NASHUA -- The city's recycling program will overspend its budget by the end of March, leaving city officials to decide how to fund the program for the next three months.
“The future of single-stream recycling is really in a transitional stage right now. Most recyclables were going to China,” said Lisa Fauteux, director of public works. “China effectively shut down the world market, which has really created some limited markets for recyclables at the current time. And, as a result, the cost of single-stream recycling has really skyrocketed.”
A total of $400,000 was appropriated for the city's recycling program in the current budget, which will be expended by the end of the month, according to Fauteux.
She is requesting a supplemental appropriation of $120,000 to continue the recycling program. Fauteux told the Board of Aldermen this week that there is additional revenue in the solid waste budget that was not anticipated, which could be used to cover the additional recycling expense.
Nashua collects about 5,000 tons of recyclables each year, with about six loads per week that are hauled away by a vendor, according to Jeff Lafleur, superintendent of Nashua’s Solid Waste Department.
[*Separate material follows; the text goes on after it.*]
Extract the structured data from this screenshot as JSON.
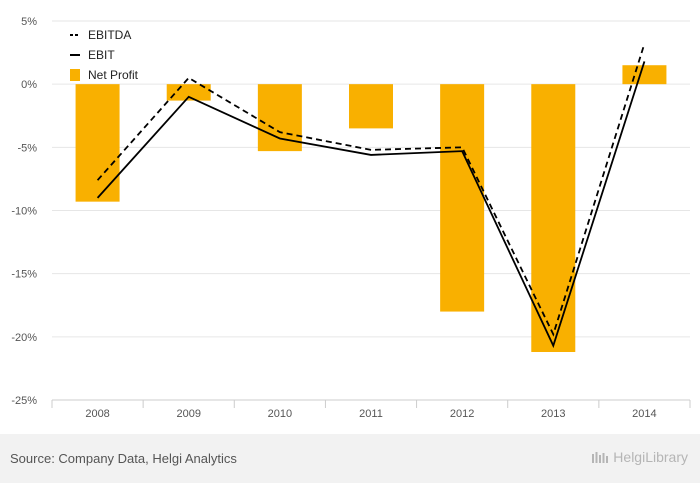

“The city should remain committed to recycling,” he said, adding it would send the wrong message to residents if recyclables were temporarily stashed at the landfill until July 1, when the next budget cycle begins.
The Board of Public Works is recommending that the $120,000 in extra revenue -- unrelated to recycling -- be used to cover the recycling costs for the remainder of the budget cycle; the proposal is now being considered by an aldermanic committee.
Sally Hyland, the city’s recycling coordinator, said changes have been made to lighten the load of recycling by installing a canopy over the recycling storage area at the landfill -- a change that keeps the material dry and lighter in order to save some money.
The cost of recycling was about $238,600 during fiscal year 2018, and has already hit $321,287 in fiscal year 2019 with more than three months remaining, explained LaFleur.
There is currently no revenue from single-stream recycling, they told city officials.
In 2017, the city was paying less than $1 a ton to dispose of its recyclables, but was most recently paying more than $82 a ton.
Casella Waste Systems, the company Nashua uses to haul away its recyclables, previously warned the city that costs could increase.
According to a prior post on Casella’s website, China enacted the National Sword Program last year to reduce the amount of carried waste being sent into the country as an initiative to combat pollution.
“China has banned 24 types of materials that were previously entering their country as recyclables,” stated the site. “The largest ban that has impacted the U.S. recycling industry has been the ban on mixed paper.”